Liberum continues to see BHP Billiton (LON:BLT) as a ‘sell,’ arguing that the relative rerating of the group’s shares is ‘unjustified,’ Citywire reports. The comments come ahead of the Anglo-Australian miner’s full-year results next week.
BHP Billiton’s share price has fallen into the red in today’s session, having given up 0.44 percent to 1,624.80p as of 10:30 BST. The shares are marginally underperforming the broader UK market, with the benchmark FTSE 100 index currently standing 0.08 percent lower at 7,550.26 points. The group’s shares have added just under a fifth to their value over the past year, as compared with about a two-percent gain in the Footsie.
Liberum sees BHP as ‘sell’
Liberum reaffirmed BHP Billiton as a ‘sell’ yesterday, with a price target of 1,300p on the shares, following this week’s selloff in miners.
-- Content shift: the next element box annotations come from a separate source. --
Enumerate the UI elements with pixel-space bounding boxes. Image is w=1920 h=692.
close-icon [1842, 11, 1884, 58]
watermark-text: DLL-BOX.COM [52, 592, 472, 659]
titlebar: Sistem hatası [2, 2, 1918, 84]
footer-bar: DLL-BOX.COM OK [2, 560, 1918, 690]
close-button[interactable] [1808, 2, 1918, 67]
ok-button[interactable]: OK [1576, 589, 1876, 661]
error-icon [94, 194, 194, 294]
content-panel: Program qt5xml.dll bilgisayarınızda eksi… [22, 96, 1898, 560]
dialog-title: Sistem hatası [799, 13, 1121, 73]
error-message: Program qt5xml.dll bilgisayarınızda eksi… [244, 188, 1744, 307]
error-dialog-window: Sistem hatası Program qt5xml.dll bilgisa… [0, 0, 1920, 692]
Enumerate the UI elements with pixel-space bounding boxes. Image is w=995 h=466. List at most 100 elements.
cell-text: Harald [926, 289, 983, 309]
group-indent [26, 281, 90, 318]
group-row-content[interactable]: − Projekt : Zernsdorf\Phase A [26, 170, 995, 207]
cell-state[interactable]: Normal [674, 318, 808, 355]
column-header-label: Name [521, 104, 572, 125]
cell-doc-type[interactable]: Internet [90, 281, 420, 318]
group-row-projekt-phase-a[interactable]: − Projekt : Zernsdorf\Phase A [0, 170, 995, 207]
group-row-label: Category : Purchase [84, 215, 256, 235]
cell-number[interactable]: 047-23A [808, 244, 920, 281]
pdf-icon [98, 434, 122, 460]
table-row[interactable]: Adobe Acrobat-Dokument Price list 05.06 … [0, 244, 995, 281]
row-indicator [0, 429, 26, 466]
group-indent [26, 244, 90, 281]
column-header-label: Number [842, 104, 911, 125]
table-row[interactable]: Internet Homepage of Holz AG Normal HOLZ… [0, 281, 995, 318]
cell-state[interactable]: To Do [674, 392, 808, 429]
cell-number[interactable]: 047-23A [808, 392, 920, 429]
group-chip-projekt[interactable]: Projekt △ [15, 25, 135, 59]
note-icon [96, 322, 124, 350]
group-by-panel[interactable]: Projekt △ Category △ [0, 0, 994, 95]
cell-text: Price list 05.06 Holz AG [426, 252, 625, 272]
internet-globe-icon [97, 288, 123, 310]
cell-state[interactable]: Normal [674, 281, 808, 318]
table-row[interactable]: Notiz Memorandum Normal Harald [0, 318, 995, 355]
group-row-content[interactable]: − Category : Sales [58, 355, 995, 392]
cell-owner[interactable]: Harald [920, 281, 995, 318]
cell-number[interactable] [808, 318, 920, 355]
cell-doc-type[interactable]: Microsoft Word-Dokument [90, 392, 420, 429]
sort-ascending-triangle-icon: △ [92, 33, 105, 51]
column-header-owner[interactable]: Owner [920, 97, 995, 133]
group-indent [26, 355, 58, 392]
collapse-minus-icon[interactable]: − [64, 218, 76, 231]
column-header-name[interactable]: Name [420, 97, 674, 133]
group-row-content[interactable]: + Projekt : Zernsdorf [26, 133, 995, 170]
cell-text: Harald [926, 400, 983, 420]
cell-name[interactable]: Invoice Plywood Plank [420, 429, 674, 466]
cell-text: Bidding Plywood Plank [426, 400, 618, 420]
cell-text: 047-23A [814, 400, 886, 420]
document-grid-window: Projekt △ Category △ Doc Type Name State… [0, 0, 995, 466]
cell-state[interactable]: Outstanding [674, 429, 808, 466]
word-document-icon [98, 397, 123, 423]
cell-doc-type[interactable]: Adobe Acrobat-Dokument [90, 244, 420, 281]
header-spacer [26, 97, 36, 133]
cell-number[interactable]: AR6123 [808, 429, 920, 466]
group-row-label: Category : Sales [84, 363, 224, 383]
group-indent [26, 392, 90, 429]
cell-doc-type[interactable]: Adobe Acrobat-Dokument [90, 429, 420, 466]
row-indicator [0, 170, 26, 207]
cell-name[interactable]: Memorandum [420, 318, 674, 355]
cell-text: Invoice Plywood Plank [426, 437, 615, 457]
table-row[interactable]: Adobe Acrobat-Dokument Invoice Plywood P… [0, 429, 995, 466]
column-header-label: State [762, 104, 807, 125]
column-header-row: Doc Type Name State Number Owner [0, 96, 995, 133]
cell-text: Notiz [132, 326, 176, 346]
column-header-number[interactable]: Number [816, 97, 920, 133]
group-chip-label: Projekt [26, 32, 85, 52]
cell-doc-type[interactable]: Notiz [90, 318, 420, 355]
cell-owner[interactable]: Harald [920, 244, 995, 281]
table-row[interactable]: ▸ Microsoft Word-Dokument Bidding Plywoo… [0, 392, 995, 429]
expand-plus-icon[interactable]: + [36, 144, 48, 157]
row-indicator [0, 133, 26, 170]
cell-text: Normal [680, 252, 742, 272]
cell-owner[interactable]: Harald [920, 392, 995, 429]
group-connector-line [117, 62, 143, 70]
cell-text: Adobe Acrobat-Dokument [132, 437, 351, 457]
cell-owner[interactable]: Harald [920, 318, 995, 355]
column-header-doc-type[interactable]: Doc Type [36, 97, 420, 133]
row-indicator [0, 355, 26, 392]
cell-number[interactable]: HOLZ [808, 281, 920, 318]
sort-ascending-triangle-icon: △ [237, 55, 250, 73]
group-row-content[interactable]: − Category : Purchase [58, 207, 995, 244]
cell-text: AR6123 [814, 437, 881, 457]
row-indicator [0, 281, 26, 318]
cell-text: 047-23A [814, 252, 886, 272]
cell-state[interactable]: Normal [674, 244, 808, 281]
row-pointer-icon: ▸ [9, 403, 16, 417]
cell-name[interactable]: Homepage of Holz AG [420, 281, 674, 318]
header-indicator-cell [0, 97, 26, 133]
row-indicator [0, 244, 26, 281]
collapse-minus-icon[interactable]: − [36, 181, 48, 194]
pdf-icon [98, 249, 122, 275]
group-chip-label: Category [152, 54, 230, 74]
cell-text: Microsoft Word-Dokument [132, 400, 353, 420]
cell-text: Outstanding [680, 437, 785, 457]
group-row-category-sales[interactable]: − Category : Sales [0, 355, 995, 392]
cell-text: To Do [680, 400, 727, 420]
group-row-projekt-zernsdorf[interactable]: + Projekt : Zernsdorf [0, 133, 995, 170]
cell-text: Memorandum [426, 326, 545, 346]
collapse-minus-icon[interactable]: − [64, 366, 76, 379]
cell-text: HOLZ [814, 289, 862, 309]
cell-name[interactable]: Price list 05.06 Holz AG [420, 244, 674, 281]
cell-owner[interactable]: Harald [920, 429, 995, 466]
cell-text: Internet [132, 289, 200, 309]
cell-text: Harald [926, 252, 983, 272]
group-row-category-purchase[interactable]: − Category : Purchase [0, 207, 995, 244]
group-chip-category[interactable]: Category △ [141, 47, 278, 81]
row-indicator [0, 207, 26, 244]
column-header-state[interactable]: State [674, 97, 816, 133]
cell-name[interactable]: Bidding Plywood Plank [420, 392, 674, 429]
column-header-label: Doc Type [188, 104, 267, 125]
Citywire quoted the broker’s analyst Richard Knights as commenting that even after Wednesday’s “momentous equities and base metal rout, where BHP closed down 5.2%, it has still been comfortably the best performing UK-listed major [miner] this year”. He explained that Anglo-Australian miner had “benefited from the strength of oil, the spin-off of its onshore assets and the illumination of strong economics and increased lump capacity from South Flank,” while cautioning that the stock had “re-rated too sharply versus its peer group into falling commodity prices over the past month”.
Knights noted that the Anglo-Australian miner had re-rated by 30 percent against Rio Tinto (LON:RIO) and 40 percent against Anglo American (LON:AAL) and “on an absolute basis it is also still clearly the outlier”.
Other analysts on group
Deutsche Bank reaffirmed BHP Billiton as a ‘buy’ today, without specifying a price target on the shares. According to MarketBeat, the Anglo-Australian miner currently has a consensus ‘hold’ rating and an average price target of 1,692.17p.